Hibiscus Petroleum - 3Q core earnings down 37% QoQ on shipment shortfall

Date: 
2022-05-26
Firm: 
AmInvest
Stock: 
Price Target: 
1.42
Price Call: 
HOLD
Last Price: 
2.76
Upside/Downside: 
-1.34 (48.55%)

Investment Highlights

  • We downgrade our recommendation on Hibiscus Petroleum (Hibiscus) to HOLD from BUY as the share price has reached near our unchanged sum-of-parts-based fair value of RM1.42/share, which also reflects a premium of 3% from our ESG rating of 4 stars.
  • It also implies an enterprise value (EV)/proven and probable reserves (2P) valuation of US$7.40/barrel, at a discount of 49% to EnQuest's US$14/barrel and 59% to the regional average of US$18/barrel.
  • We lower the group’s net profit by 6% for FY22F and 8% for higher operating costs as FY23F as Hibiscus’ 9MFY22 core net profit (excluding RM317mil negative good will from Repsol asset acquisition and RM45mil impairment of Australian concessions) of RM122mil (+2x YoY) came in below expectations, accounting for 40% of our earlier FY22F earnings and street’s.
  • The disappointing core performance stems from management only securing a single offtake in 3QFY22 for North Sabah vs. 2 in 2QFY22 while the profit from the acquired Repsol assets, which commenced contribution from 25 January this year, was largely recognised in the negative goodwill arising from the deal completion.
  • While our crude oil price assumptions of US$100/barrel for FY23F and US$90/barrel for FY24F are maintained, we raise FY25F estimate to US$80/barrel from US$60/barrel previously as the global supply-demand imbalance could be protracted given investors’ persistent ESG prerogatives amid the Russia-Ukraine conflict.
  • On a QoQ comparison, 3QFY22 core net profit fell 37% QoQ to RM31mil due to the halving of North Sabah sales volume to 300K barrels as the company managed a single offtake vs. 2 in 2QFY22. Additionally, there was no sales offtake for Repsol asset’s Kinabalu production sharing contract (PSC).
  • 3QFY22 revenue in the UK-based Anasuria dropped 41% QoQ as the previous quarter included an overlift volume of 90K barrels.
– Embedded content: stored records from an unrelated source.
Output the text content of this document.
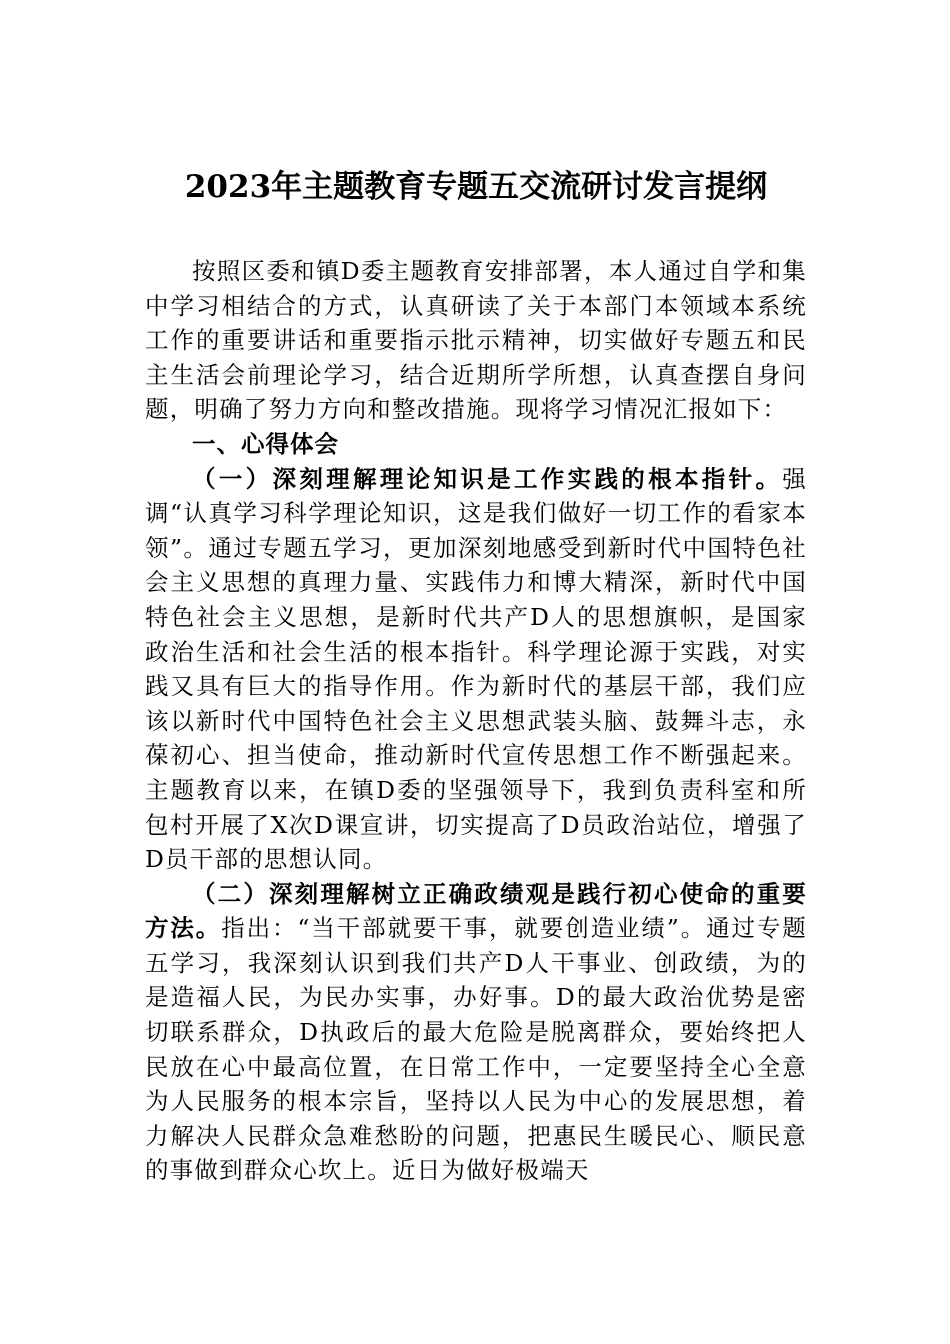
2023年主题教育专题五交流研讨发言提纲

按照区委和镇D委主题教育安排部署，本人通过自学和集中学习相结合的方式，认真研读了关于本部门本领域本系统工作的重要讲话和重要指示批示精神，切实做好专题五和民主生活会前理论学习，结合近期所学所想，认真查摆自身问题，明确了努力方向和整改措施。现将学习情况汇报如下：

一、心得体会

（一）深刻理解理论知识是工作实践的根本指针。强调“认真学习科学理论知识，这是我们做好一切工作的看家本领”。通过专题五学习，更加深刻地感受到新时代中国特色社会主义思想的真理力量、实践伟力和博大精深，新时代中国特色社会主义思想，是新时代共产D人的思想旗帜，是国家政治生活和社会生活的根本指针。科学理论源于实践，对实践又具有巨大的指导作用。作为新时代的基层干部，我们应该以新时代中国特色社会主义思想武装头脑、鼓舞斗志，永葆初心、担当使命，推动新时代宣传思想工作不断强起来。主题教育以来，在镇D委的坚强领导下，我到负责科室和所包村开展了X次D课宣讲，切实提高了D员政治站位，增强了D员干部的思想认同。

（二）深刻理解树立正确政绩观是践行初心使命的重要方法。指出：“当干部就要干事，就要创造业绩”。通过专题五学习，我深刻认识到我们共产D人干事业、创政绩，为的是造福人民，为民办实事，办好事。D的最大政治优势是密切联系群众，D执政后的最大危险是脱离群众，要始终把人民放在心中最高位置，在日常工作中，一定要坚持全心全意为人民服务的根本宗旨，坚持以人民为中心的发展思想，着力解决人民群众急难愁盼的问题，把惠民生暖民心、顺民意的事做到群众心坎上。近日为做好极端天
However, the gross profit was included in 3QFY22, which boosted this segment’s net profit by 17% QoQ to RM20mil.
  • We highlight that average daily net production decreased 21% QoQ to 4,695 barrels for North Sabah in 3QFY22 from unplanned production interruptions in January 2022 and an annual planned maintenance campaign in March this year.
  • Likewise, Anasuria also experienced an average daily net production decline of 20% QoQ to 1,983 barrels in 3QFY22 due to a continuing production riser malfunction, which is now expected to be rectified in 3Q2022.
  • In terms of realised crude oil prices, Anasuria managed to capture the upcycle much better with a 70% QoQ surge to US$122/barrel vs. North Sabah’s 19% increase to US$90/barrel in 3QFY22.
  • While we expect the coming 4QFY22 to stage a sharp earnings recovery with an additional North Sabah shipment and the full contribution of Repsol assets (which doubles the group’s daily production to 18.5K boe and increase its 2P reserves by 72% to 81mil boe), sentiments could remain soft until actual earnings delivery against the backdrop of erratic production volumes. Hence, Hibiscus is likely to continue trading over the next quarter at an EV/2P reserve discount of 49% to its closest peer, UK-listed EnQuest and 59% to regional average (Exhibit 3).